Isso é bom de uma democracia. Durante décadas tivemos um movimento na política que tentava enfrentar governos autoritários. Portanto eram todos, muitos diferentes, com uma causa única: mudar o totalitarismo. A medida que nós não temos o autoritarismo há mais de 30 anos, no campo da ação política, essas nitidezes da diferenças vêm à tona. Ainda bem. Eu não sou, de maneira nenhuma, avesso a quem pensa diferente, seja alguém contrário à discussão política na escola, ou às relações homoafetivas, ou à qualquer tipo de interrupção da gestação... que eles tragam a sua voz! Isso é necessário. O que não pode é ser tolo. Quando dos debates mais recentes, em relação a saída da presidente Dilma, era muito comum as pessoas dizerem: “Ah, eu perdi muitos amigos porque a gente começou a discutir”. E uma vez me perguntaram: “O senhor perdeu amigos?”, e eu falei “não, porque não tenho nenhum amigo tonto”. Eu tenho muitos amigos que pensam diferente de mim, mas nenhum de nós rompeu. Só tonto faz isso por causa de uma discussão politica.
O senhor pode falar um pouco sobre o conceito do seu livro, “Qual É a Tua Obra?”
Ele coloca que a vida tem que ser resultado de uma obra, de um propósito. E não apenas de uma ação automática, robótica e alienada. É necessário visar que a vida tem um propósito, que é a elevação do indivíduo e da comunidade. Isto é, uma atividade que seria fraterna, altruísta, mas que ao mesmo tempo construa uma carreira que esteja a serviço de si mesmo e da vida em geral. Portanto, não entender que a vida é apenas um momento de passagem vazia e inútil. Ao contrário. A gente sabe que ela é passageira, mas não é porque é passageira que precisa ser banal, fútil.

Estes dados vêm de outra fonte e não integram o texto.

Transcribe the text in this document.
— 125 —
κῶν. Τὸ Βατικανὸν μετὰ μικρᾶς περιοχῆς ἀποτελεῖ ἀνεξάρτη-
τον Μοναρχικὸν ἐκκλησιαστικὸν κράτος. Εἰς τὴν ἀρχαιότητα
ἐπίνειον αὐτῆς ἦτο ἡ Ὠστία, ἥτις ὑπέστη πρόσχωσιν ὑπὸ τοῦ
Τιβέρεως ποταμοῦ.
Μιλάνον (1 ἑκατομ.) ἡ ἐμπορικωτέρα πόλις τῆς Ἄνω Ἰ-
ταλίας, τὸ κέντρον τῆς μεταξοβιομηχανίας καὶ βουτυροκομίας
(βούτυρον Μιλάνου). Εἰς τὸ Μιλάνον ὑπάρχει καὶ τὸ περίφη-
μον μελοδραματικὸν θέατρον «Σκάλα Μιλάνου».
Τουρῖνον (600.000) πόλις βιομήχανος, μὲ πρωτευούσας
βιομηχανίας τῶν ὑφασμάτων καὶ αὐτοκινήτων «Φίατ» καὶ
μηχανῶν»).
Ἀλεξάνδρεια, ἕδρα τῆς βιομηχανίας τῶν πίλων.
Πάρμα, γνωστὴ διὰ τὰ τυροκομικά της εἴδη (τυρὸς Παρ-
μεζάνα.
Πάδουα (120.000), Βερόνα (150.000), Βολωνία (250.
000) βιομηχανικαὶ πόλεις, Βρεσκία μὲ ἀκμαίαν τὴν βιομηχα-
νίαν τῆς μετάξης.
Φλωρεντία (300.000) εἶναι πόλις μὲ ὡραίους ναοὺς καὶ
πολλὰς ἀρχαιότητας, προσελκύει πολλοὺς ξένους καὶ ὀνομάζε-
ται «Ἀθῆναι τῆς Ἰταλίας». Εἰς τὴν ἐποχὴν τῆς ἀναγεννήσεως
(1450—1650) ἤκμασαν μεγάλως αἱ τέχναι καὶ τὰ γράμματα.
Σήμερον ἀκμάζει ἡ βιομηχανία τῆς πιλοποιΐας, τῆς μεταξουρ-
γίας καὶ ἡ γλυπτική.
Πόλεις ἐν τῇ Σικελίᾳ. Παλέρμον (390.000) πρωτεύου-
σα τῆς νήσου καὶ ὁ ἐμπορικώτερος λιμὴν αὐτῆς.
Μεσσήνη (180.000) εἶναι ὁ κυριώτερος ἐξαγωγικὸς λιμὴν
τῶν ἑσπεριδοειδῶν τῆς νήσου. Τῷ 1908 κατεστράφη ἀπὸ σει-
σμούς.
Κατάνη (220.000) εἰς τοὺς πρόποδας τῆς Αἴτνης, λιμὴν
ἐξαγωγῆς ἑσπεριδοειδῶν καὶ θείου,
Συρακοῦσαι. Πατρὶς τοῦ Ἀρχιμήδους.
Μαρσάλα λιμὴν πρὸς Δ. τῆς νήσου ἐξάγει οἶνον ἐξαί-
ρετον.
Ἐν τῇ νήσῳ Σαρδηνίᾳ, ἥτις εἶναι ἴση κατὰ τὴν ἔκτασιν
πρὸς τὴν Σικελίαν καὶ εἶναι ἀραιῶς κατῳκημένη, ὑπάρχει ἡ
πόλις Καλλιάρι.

Muita gente que faz o que faz sem pensar no porque está fazendo. Age mecanicamente, auxiliando-se um pouco naquilo que Charles Chaplin representou no filme “Tempos Modernos”, no qual o indivíduo se integra à maquina. Tanto que na cena clássica, em que ele cai na máquina e gira por dentro dela, o espantoso é que ele sai vivo do outro lado. E ele sai vivo porque ele é parte da máquina. Ele é também a máquina. Nesse sentido, a ideia é de não viver algo que seja robótico e alienado.